In this post, we’ll discuss the BNPL model and how it works, as well as the advantages of this payment option.
What is buy now pay later?
Buy now pay later refers to paying for items or services via interest-free credit. Compared to paying for goods via credit card, this presents a more cost-effective way to shop, which is why so many people are switching from credit cards in favour of BNPL.
Interest-free BNPL providers allow customers to spread the cost of their purchase over a set timeframe, for example, eight weeks to three months, so that rather than having to pay a large sum up front, they can better manage their finances.
How does buy now pay later in Australia work?
BNPL works in a similar way to the interest-free deals offered by many Australian retailers that allow customers to delay their payments on purchases. The chief difference with buy now, pay later is that a third-party provider is involved, with customers borrowing from a BNPL provider, with the option to buy from a range of stores, rather than just one.
Most BNPL providers charge retailers a small fee per transaction, which is how they are recompensed. Many retailers are happy to pay this fee in order to remove the chief barrier to closing a sale, allowing customers to purchase an item even if they have insufficient funds at the time.
Interest-free platforms also make money by charging for late payments.
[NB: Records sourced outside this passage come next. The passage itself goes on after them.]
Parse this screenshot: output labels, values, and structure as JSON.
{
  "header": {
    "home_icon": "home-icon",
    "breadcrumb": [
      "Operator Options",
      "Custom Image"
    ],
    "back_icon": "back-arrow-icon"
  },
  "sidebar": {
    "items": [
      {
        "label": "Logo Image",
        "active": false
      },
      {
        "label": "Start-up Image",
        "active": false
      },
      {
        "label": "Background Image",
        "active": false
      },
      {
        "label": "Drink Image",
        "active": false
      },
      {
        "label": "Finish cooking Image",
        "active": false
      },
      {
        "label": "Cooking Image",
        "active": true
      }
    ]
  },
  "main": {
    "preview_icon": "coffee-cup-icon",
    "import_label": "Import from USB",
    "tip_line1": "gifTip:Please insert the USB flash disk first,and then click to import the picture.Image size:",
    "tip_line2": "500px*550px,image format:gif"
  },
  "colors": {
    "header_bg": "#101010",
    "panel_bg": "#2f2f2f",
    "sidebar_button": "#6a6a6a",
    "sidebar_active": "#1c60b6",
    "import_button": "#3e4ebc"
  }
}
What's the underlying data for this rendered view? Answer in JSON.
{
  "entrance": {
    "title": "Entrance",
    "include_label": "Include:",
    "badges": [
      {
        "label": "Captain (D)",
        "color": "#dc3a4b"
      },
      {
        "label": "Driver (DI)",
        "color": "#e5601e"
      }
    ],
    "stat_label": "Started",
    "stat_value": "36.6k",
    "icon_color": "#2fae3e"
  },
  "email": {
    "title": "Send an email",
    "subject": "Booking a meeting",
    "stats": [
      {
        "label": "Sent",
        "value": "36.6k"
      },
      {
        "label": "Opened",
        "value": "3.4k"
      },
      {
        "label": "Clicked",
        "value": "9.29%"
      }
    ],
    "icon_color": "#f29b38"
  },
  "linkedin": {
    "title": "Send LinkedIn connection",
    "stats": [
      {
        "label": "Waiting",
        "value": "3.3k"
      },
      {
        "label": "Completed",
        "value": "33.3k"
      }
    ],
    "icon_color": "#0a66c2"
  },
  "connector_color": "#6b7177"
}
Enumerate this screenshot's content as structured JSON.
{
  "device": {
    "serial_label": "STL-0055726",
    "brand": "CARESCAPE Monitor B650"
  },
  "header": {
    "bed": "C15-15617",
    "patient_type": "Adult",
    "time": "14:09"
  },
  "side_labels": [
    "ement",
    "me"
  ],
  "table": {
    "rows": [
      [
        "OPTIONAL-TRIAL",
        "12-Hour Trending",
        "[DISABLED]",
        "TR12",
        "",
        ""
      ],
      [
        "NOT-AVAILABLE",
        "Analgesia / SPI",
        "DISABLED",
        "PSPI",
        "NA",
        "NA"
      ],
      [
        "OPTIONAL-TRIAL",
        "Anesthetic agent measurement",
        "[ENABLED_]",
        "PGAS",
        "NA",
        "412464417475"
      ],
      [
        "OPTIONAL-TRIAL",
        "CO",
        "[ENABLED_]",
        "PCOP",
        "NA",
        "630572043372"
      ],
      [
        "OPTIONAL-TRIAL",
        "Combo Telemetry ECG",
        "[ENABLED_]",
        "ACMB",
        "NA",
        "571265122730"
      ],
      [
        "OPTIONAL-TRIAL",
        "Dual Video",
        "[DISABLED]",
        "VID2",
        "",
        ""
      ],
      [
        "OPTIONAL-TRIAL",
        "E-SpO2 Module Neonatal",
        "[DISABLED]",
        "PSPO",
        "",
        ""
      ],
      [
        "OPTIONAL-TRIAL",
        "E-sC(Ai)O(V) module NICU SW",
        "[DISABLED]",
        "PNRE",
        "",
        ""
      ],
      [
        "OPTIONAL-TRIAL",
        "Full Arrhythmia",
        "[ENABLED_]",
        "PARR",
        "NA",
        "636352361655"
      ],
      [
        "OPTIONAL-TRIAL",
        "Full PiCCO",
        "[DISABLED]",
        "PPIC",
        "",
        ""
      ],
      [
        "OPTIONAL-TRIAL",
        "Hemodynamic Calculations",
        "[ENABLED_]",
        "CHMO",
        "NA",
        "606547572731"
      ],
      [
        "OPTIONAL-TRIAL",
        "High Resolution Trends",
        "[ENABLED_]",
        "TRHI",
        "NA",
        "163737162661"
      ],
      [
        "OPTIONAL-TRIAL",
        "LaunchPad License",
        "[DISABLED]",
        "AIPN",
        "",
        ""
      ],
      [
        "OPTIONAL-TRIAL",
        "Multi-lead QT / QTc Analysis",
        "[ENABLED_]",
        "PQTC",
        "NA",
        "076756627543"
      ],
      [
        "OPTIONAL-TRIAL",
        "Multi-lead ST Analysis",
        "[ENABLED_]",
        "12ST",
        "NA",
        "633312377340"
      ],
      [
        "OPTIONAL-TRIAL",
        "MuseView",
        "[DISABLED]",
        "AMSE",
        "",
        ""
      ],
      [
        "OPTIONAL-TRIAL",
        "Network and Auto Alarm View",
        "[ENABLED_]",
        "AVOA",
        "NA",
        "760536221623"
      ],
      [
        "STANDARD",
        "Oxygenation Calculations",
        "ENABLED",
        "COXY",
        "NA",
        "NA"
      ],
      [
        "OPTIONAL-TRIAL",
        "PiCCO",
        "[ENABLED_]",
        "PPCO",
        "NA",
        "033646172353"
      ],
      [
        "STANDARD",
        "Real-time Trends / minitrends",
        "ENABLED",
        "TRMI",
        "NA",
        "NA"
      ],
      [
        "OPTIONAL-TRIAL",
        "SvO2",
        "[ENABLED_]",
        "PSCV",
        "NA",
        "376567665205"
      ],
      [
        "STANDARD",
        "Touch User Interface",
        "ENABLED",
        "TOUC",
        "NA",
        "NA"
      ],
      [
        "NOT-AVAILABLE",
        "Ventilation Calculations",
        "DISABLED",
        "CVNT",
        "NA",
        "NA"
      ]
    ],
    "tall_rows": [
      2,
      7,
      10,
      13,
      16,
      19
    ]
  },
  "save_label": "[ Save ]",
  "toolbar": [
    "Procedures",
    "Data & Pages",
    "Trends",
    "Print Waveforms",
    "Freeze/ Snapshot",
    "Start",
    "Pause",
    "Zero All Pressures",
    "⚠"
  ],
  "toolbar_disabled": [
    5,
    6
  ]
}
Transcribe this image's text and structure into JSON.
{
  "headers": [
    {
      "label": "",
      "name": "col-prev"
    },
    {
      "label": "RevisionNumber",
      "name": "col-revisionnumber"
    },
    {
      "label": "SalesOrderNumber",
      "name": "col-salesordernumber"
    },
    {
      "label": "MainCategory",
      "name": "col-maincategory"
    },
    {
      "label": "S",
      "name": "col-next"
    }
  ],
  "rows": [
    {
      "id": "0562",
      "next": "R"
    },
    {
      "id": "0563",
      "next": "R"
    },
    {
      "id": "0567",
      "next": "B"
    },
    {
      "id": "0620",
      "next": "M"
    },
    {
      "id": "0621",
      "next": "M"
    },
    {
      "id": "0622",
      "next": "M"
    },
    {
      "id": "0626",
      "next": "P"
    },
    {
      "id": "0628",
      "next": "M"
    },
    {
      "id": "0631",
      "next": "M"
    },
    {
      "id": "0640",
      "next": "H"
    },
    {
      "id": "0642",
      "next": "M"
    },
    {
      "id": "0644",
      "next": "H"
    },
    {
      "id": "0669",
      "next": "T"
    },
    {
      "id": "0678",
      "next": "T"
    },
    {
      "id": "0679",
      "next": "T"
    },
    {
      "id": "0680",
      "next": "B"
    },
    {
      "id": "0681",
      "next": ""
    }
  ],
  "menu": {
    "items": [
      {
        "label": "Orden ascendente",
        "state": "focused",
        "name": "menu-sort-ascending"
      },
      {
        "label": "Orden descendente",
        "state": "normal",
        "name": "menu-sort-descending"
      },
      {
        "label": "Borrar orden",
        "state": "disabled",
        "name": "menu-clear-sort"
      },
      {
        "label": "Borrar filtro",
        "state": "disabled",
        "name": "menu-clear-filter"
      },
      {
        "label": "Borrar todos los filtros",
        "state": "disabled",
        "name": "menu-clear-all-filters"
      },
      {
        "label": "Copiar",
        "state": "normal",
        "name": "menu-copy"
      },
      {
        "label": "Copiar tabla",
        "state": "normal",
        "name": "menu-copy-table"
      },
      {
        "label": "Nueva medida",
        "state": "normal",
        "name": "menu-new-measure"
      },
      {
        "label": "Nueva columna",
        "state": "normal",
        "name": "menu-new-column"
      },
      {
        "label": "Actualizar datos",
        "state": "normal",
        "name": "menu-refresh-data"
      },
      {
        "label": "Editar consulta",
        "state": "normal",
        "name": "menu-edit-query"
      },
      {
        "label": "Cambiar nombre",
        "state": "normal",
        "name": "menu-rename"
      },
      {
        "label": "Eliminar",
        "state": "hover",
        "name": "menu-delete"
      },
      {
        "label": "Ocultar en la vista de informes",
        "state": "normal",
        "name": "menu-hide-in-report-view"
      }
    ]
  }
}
Repayments are deducted automatically from a nominated account or card – if insufficient funds are available, a customer is automatically charged a late payment fee. These fees can range from $2 to $12, although some buy now pay later Australian companies can charge higher fees.
The advantages of using buy now pay later
The growing popularity of buy now pay later Australia is down to a combination of the following factors:
With BNPL there’s no card involved, and credit checks aren’t required. Users can simply open an account with a provider before or during a transaction, then wait for approval, which generally takes a couple of minutes.
Purchases are made in instalments, meaning that customers may be able to afford items that they wouldn’t previously have been able to buy.
There’s no need to go online or visit a bank to set up payments, since they’re deducted automatically from the account registered during the application.
There are no interest charges, just fees if payments are late.
Disadvantages of buy now pay later Australia
While BNPL represents a convenient option, there are disadvantages if used irresponsibly:
High late repayment fees are charged if payments are not made on time. This can add up to a significant amount, depending on the BNPL provider used.
Payment dates are not often up for negotiation either. If insufficient money is in the account, late payment fees are charged for each day until payment is made.
There are no credit checks, which can lead some to abuse the system. This can be a hassle for businesses, and on the customer side, it can affect their credit history going forward.
BNPL can be an attractive option for both retailers and consumers, as long as it’s used wisely.